Don't get my wrong, I have no problem with a woman (or man for that matter) being a stay at home parent, if that is their choice.  The key word here, is choice.  Some will say that I always had a choice, and I suppose that they are right, if I wanted to disappoint God, and disobey Him, thereby earning his wrath and losing my ticket to heaven.  I did as I was commanded, and didn't even bother to dream of anything else.

In the 2 1/2 years since leaving Mormonism, I have changed a great deal.  I feel like I have woken up from a long sleep and stepped into a colorful world, full of stunning, interesting people, and innumerable options for the rest of my life.  I am attacking life with zest, with enthusiasm, like a starving refugee, presented with a mouth-watering buffet.  Still, there's been a sadness in my soul, a weight, filled with regret for all of the years which had been stolen from me.  I spent so many years living a lie, years which I will never get back.

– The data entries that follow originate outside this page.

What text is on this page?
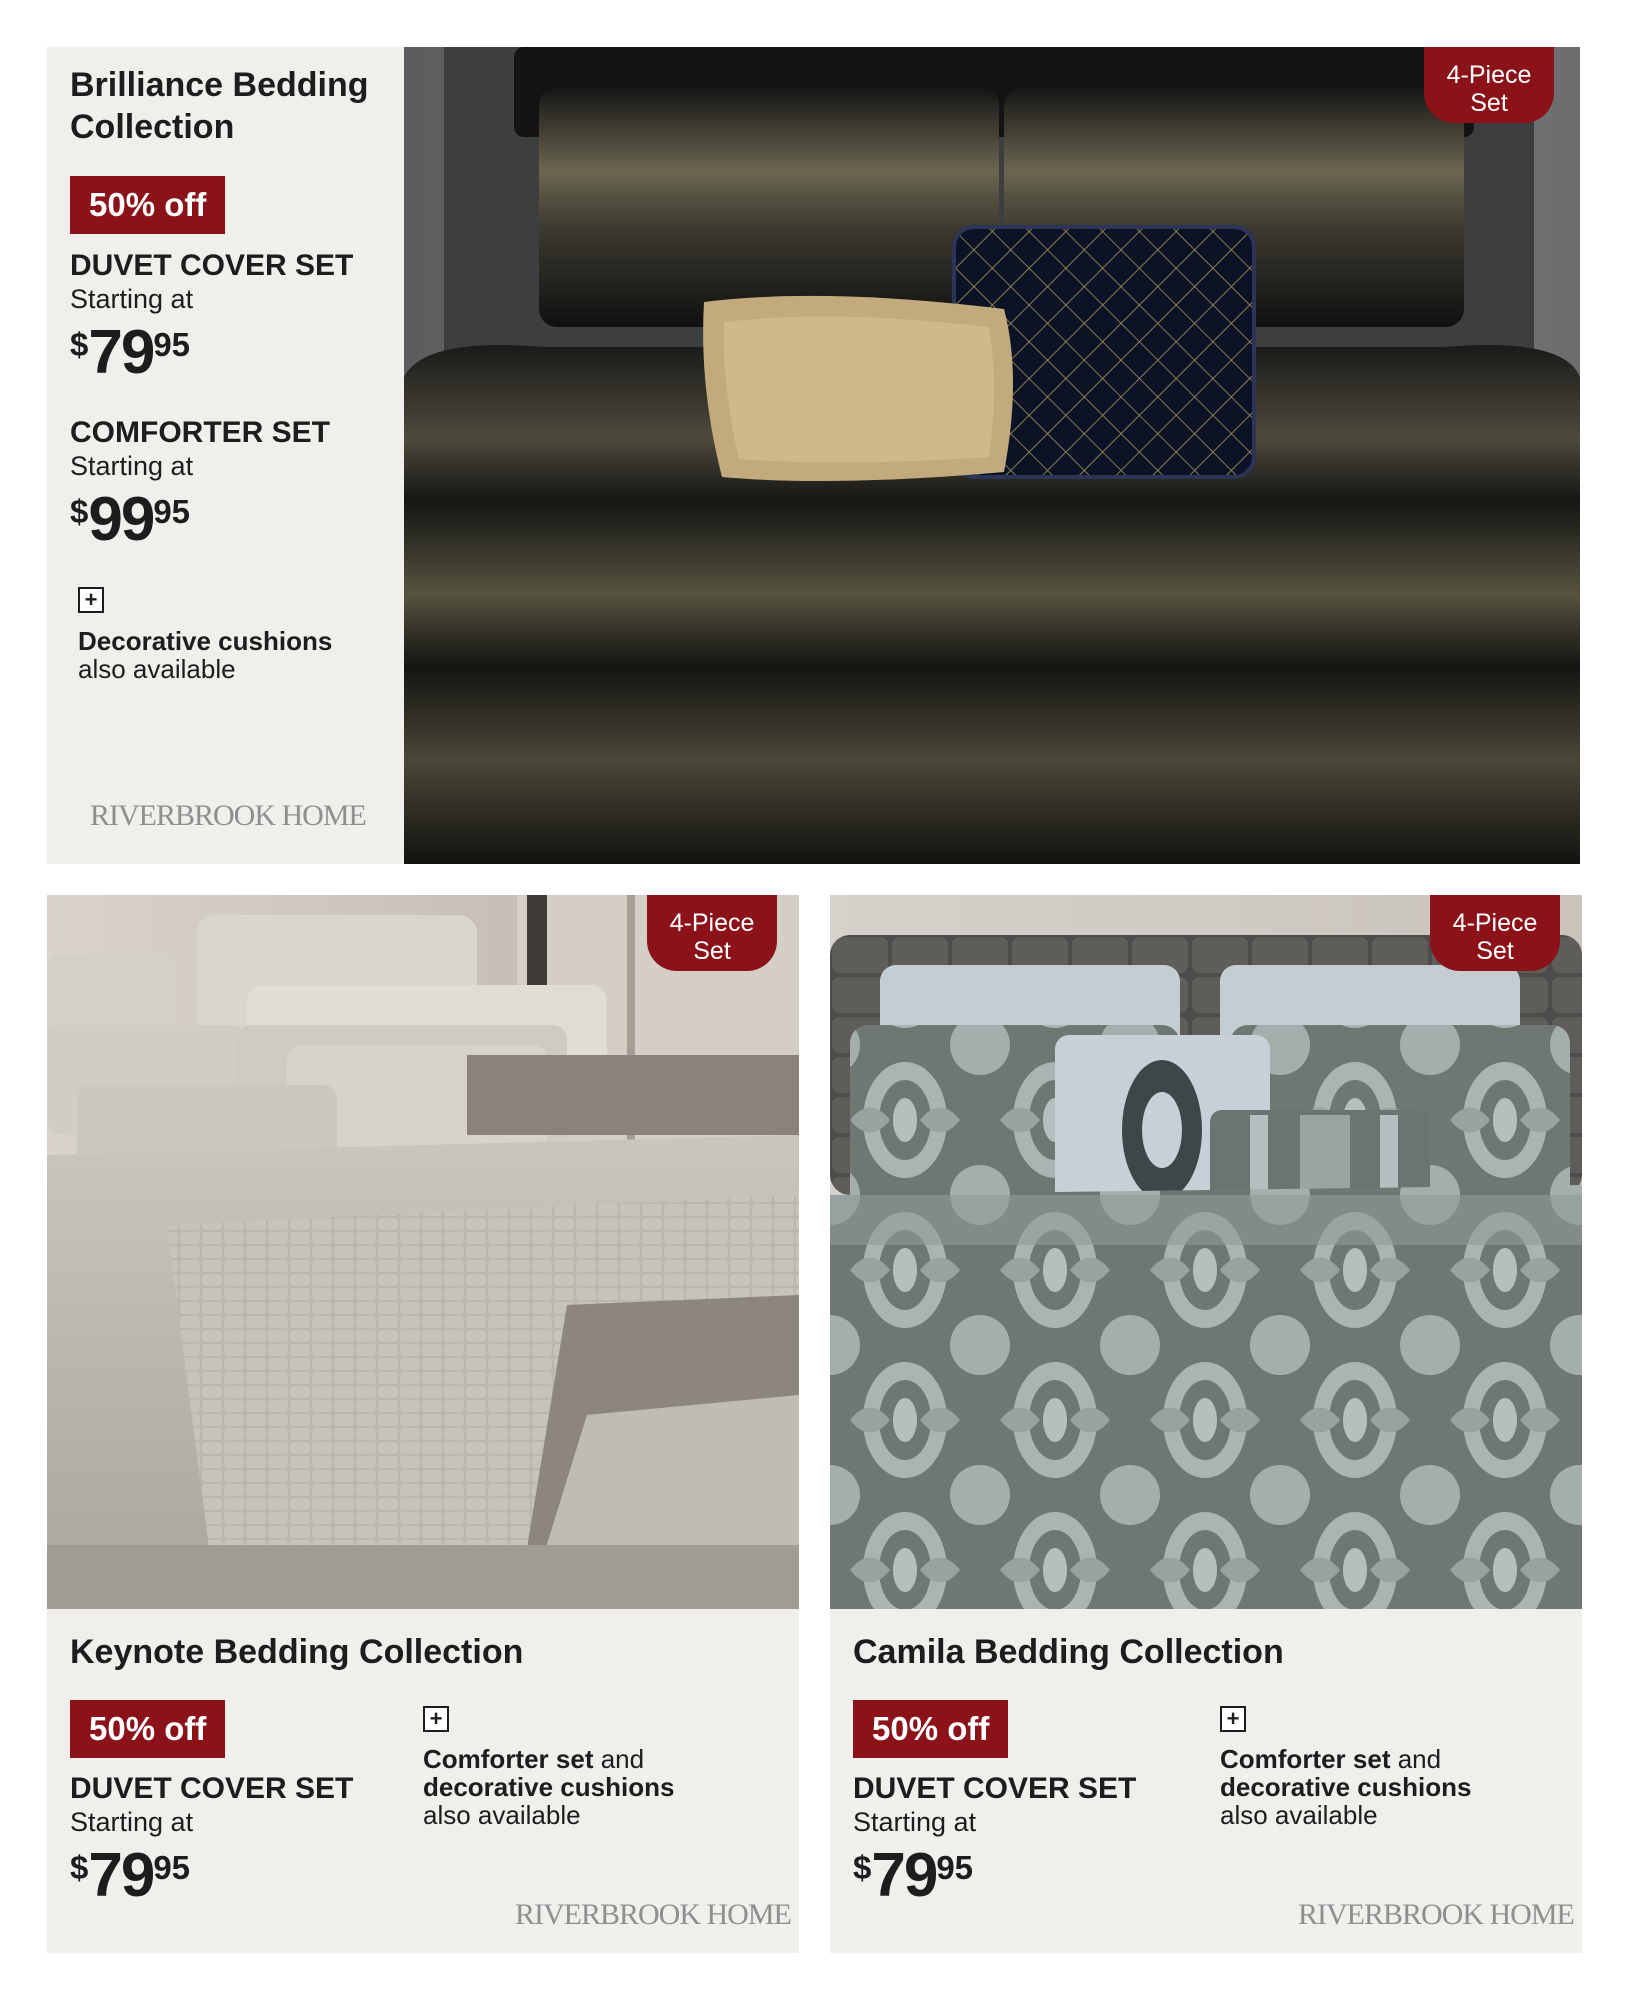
4-Piece
Set
Brilliance Bedding
Collection
50% off
DUVET COVER SET
Starting at
$7995
COMFORTER SET
Starting at
$9995
+
Decorative cushions
also available
RIVERBROOK HOME
4-Piece
Set
Keynote Bedding Collection
50% off
DUVET COVER SET
Starting at
$7995
+
Comforter set and
decorative cushions
also available
RIVERBROOK HOME
4-Piece
Set
Camila Bedding Collection
50% off
DUVET COVER SET
Starting at
$7995
+
Comforter set and
decorative cushions
also available
RIVERBROOK HOME
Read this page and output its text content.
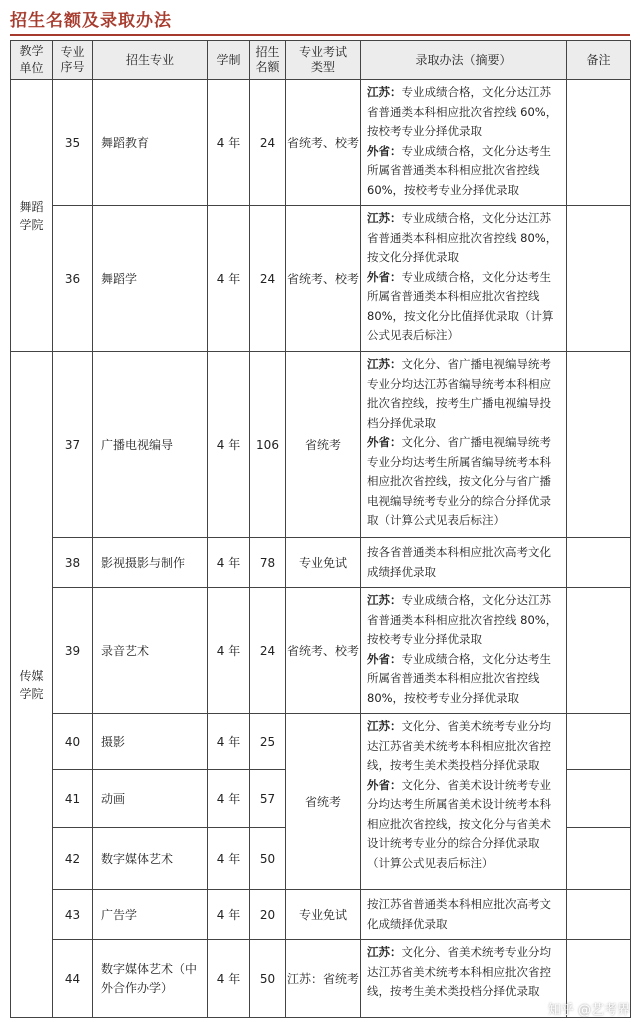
招生名额及录取办法
教学单位	专业序号	招生专业	学制	招生名额	专业考试类型	录取办法（摘要）	备注

舞蹈学院	35	舞蹈教育	4 年	24	省统考、校考	江苏：专业成绩合格，文化分达江苏省普通类本科相应批次省控线 60%，按校考专业分择优录取
外省：专业成绩合格，文化分达考生所属省普通类本科相应批次省控线 60%，按校考专业分择优录取	
	36	舞蹈学	4 年	24	省统考、校考	江苏：专业成绩合格，文化分达江苏省普通类本科相应批次省控线 80%，按文化分择优录取
外省：专业成绩合格，文化分达考生所属省普通类本科相应批次省控线 80%，按文化分比值择优录取（计算公式见表后标注）	

传媒学院	37	广播电视编导	4 年	106	省统考	江苏：文化分、省广播电视编导统考专业分均达江苏省编导统考本科相应批次省控线，按考生广播电视编导投档分择优录取
外省：文化分、省广播电视编导统考专业分均达考生所属省编导统考本科相应批次省控线，按文化分与省广播电视编导统考专业分的综合分择优录取（计算公式见表后标注）	
	38	影视摄影与制作	4 年	78	专业免试	按各省普通类本科相应批次高考文化成绩择优录取	
	39	录音艺术	4 年	24	省统考、校考	江苏：专业成绩合格，文化分达江苏省普通类本科相应批次省控线 80%，按校考专业分择优录取
外省：专业成绩合格，文化分达考生所属省普通类本科相应批次省控线 80%，按校考专业分择优录取	
	40	摄影	4 年	25	省统考	江苏：文化分、省美术统考专业分均达江苏省美术统考本科相应批次省控线，按考生美术类投档分择优录取
外省：文化分、省美术设计统考专业分均达考生所属省美术设计统考本科相应批次省控线，按文化分与省美术设计统考专业分的综合分择优录取（计算公式见表后标注）	
	41	动画	4 年	57			
	42	数字媒体艺术	4 年	50			
	43	广告学	4 年	20	专业免试	按江苏省普通类本科相应批次高考文化成绩择优录取	
	44	数字媒体艺术（中外合作办学）	4 年	50	江苏：省统考	江苏：文化分、省美术统考专业分均达江苏省美术统考本科相应批次省控线，按考生美术类投档分择优录取	
知乎 @艺考界
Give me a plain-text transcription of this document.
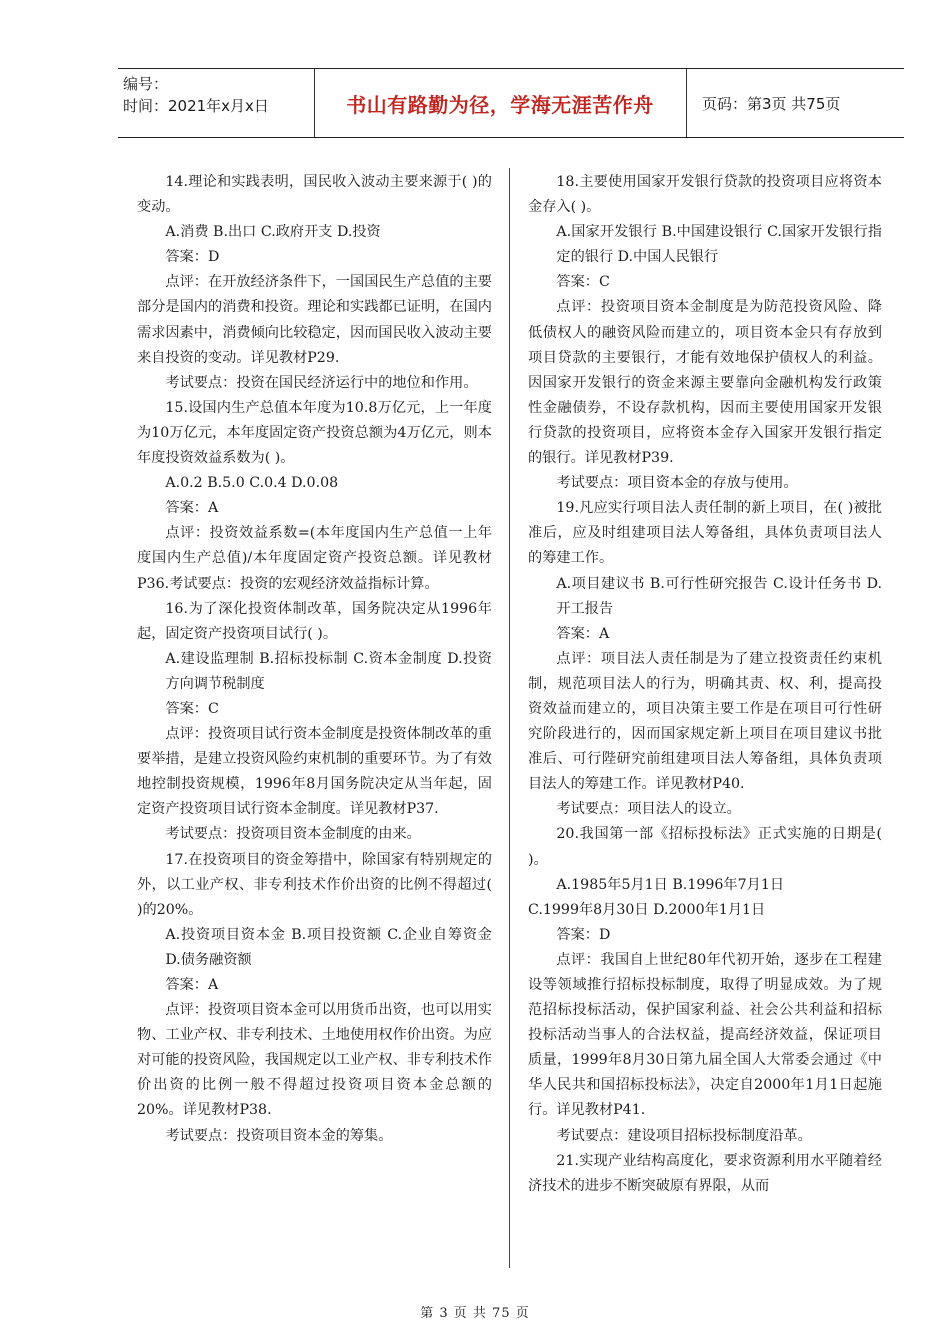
编号：
时间：2021年x月x日	书山有路勤为径，学海无涯苦作舟	页码：第3页 共75页

14.理论和实践表明，国民收入波动主要来源于( )的变动。

A.消费 B.出口 C.政府开支 D.投资

答案：D

点评：在开放经济条件下，一国国民生产总值的主要部分是国内的消费和投资。理论和实践都已证明，在国内需求因素中，消费倾向比较稳定，因而国民收入波动主要来自投资的变动。详见教材P29.

考试要点：投资在国民经济运行中的地位和作用。

15.设国内生产总值本年度为10.8万亿元，上一年度为10万亿元，本年度固定资产投资总额为4万亿元，则本年度投资效益系数为( )。

A.0.2 B.5.0 C.0.4 D.0.08

答案：A

点评：投资效益系数=(本年度国内生产总值一上年度国内生产总值)/本年度固定资产投资总额。详见教材P36.考试要点：投资的宏观经济效益指标计算。

16.为了深化投资体制改革，国务院决定从1996年起，固定资产投资项目试行( )。

A.建设监理制 B.招标投标制 C.资本金制度 D.投资方向调节税制度

答案：C

点评：投资项目试行资本金制度是投资体制改革的重要举措，是建立投资风险约束机制的重要环节。为了有效地控制投资规模，1996年8月国务院决定从当年起，固定资产投资项目试行资本金制度。详见教材P37.

考试要点：投资项目资本金制度的由来。

17.在投资项目的资金筹措中，除国家有特别规定的外，以工业产权、非专利技术作价出资的比例不得超过( )的20%。

A.投资项目资本金 B.项目投资额 C.企业自筹资金 D.债务融资额

答案：A

点评：投资项目资本金可以用货币出资，也可以用实物、工业产权、非专利技术、土地使用权作价出资。为应对可能的投资风险，我国规定以工业产权、非专利技术作价出资的比例一般不得超过投资项目资本金总额的20%。详见教材P38.

考试要点：投资项目资本金的筹集。

18.主要使用国家开发银行贷款的投资项目应将资本金存入( )。

A.国家开发银行 B.中国建设银行 C.国家开发银行指定的银行 D.中国人民银行

答案：C

点评：投资项目资本金制度是为防范投资风险、降低债权人的融资风险而建立的，项目资本金只有存放到项目贷款的主要银行，才能有效地保护债权人的利益。因国家开发银行的资金来源主要靠向金融机构发行政策性金融债券，不设存款机构，因而主要使用国家开发银行贷款的投资项目，应将资本金存入国家开发银行指定的银行。详见教材P39.

考试要点：项目资本金的存放与使用。

19.凡应实行项目法人责任制的新上项目，在( )被批准后，应及时组建项目法人筹备组，具体负责项目法人的筹建工作。

A.项目建议书 B.可行性研究报告 C.设计任务书 D.开工报告

答案：A

点评：项目法人责任制是为了建立投资责任约束机制，规范项目法人的行为，明确其责、权、利，提高投资效益而建立的，项目决策主要工作是在项目可行性研究阶段进行的，因而国家规定新上项目在项目建议书批准后、可行陛研究前组建项目法人筹备组，具体负责项目法人的筹建工作。详见教材P40.

考试要点：项目法人的设立。

20.我国第一部《招标投标法》正式实施的日期是( )。

A.1985年5月1日 B.1996年7月1日

C.1999年8月30日 D.2000年1月1日

答案：D

点评：我国自上世纪80年代初开始，逐步在工程建设等领域推行招标投标制度，取得了明显成效。为了规范招标投标活动，保护国家利益、社会公共利益和招标投标活动当事人的合法权益，提高经济效益，保证项目质量，1999年8月30日第九届全国人大常委会通过《中华人民共和国招标投标法》，决定自2000年1月1日起施行。详见教材P41.

考试要点：建设项目招标投标制度沿革。

21.实现产业结构高度化，要求资源利用水平随着经济技术的进步不断突破原有界限，从而

第 3 页 共 75 页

As I talk to other women, I feel this same burden in their hearts, a grief that is so profound that it nearly takes one's breath away.  What might we have been?  What would we have dreamed of being when we were young, had we been allowed to dream?  How can we possibly ever be made whole?  The sad (or happy) fact is that we can't change the past.  Like flowing water, like fluid seas, the past has gone, moved on to another realm, and we cannot get it back.

But, and this is what touched me today about the Emerson quote, I can stop being a slave to my past.  What use are tears shed over a career that I might have had?  They benefit me nothing.  Certainly there is grieving to be done, as there is after any trauma, but, if I weep too long, sorrow too much, or hold this weight in my soul, then my past of Mormonism is still my master.  So now, in my new life, my rebirth, I will plunge deep into the sublime seas of my future, and swim far.  I will live the dreams of the little girl inside me, who has aged a bit now (or a lot), seize my power, and overlook the old.  

I will make a difference in this new life of mine.  I will live, I will dream, I will wear flowers in my hair, I will soar, I will dance, I will twirl in circles in a field of daisies, I will spread sparkly fairy dust over the whole world, I will sing, I will roar, and I will rejoice, for I am shackled no longer.